Growth tradeoffs produce complex microbial communities on a single limiting resource

TL;DR

This study demonstrates that variations in microbial growth traits on a single resource can generate complex community dynamics, including multistability and non-transitive interactions, without the need for additional ecological interactions.

Contribution

It reveals that higher-order ecological effects can emerge solely from trait variation in microbial growth on a single resource, expanding understanding of community complexity.

Findings

Multiple strains can coexist with multistability and neutral coexistence.

Pairwise coexistence does not guarantee coexistence in larger communities.

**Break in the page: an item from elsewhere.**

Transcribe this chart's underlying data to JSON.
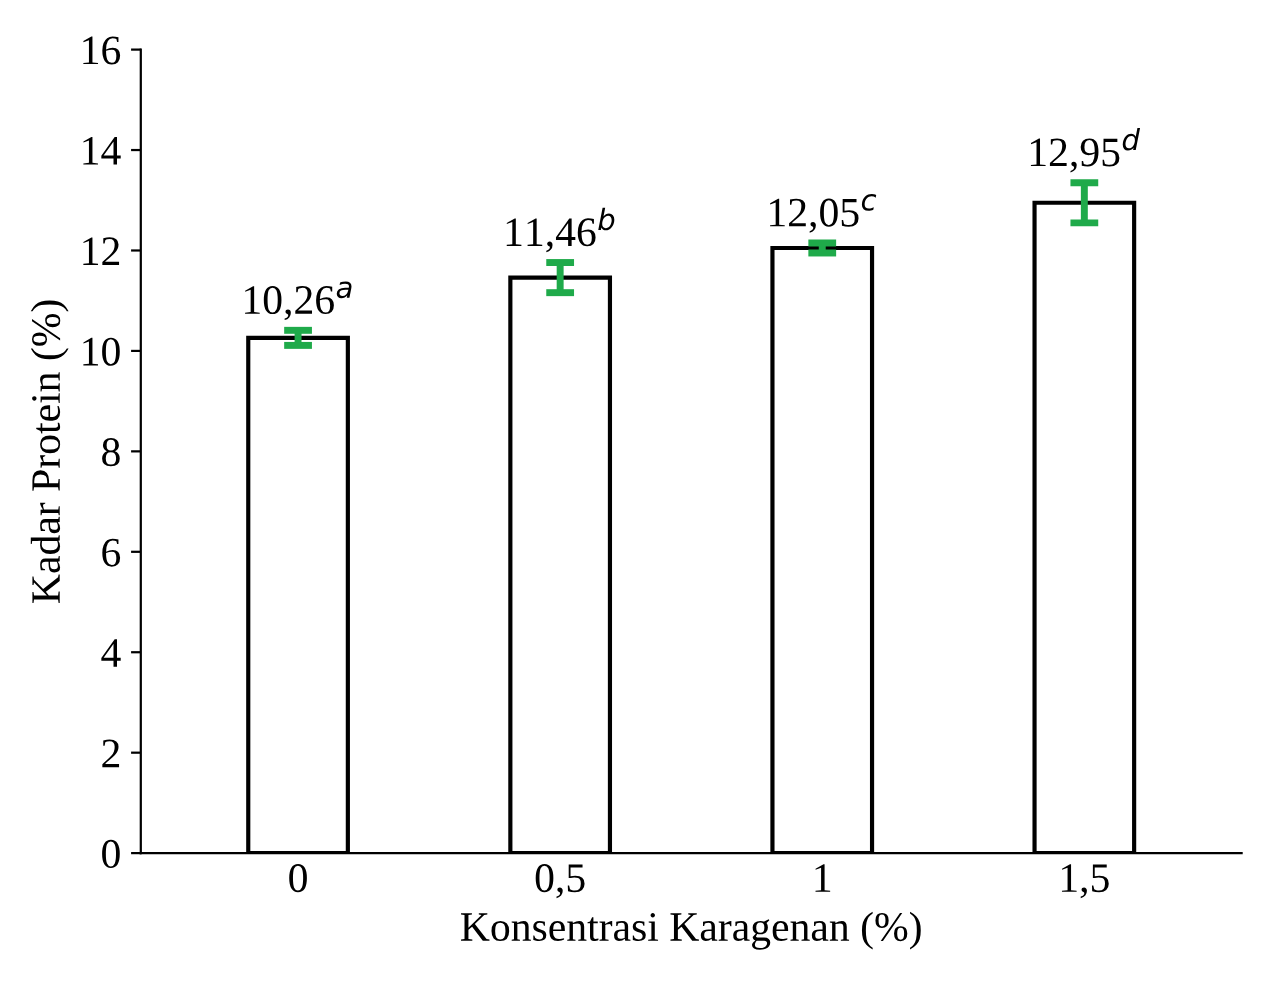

The best competitor in pairwise tests may not dominate in mixed communities.

Abstract

The relationship between the dynamics of a community and its constituent pairwise interactions is a fundamental problem in ecology. Higher-order ecological effects beyond pairwise interactions may be key to complex ecosystems, but mechanisms to produce these effects remain poorly understood. Here we show that higher-order effects can arise from variation in multiple microbial growth traits, such as lag times and growth rates, on a single limiting resource with no other interactions. These effects produce a range of ecological phenomena: an unlimited number of strains can exhibit multistability and neutral coexistence, potentially with a single keystone strain; strains that coexist in pairs do not coexist all together; and the champion of all pairwise competitions may not dominate in a mixed community. Since variation in multiple growth traits is ubiquitous in microbial populations due to pleiotropy and non-genetic variation, our results indicate these higher-order effects may also be widespread, especially in laboratory ecology and evolution experiments.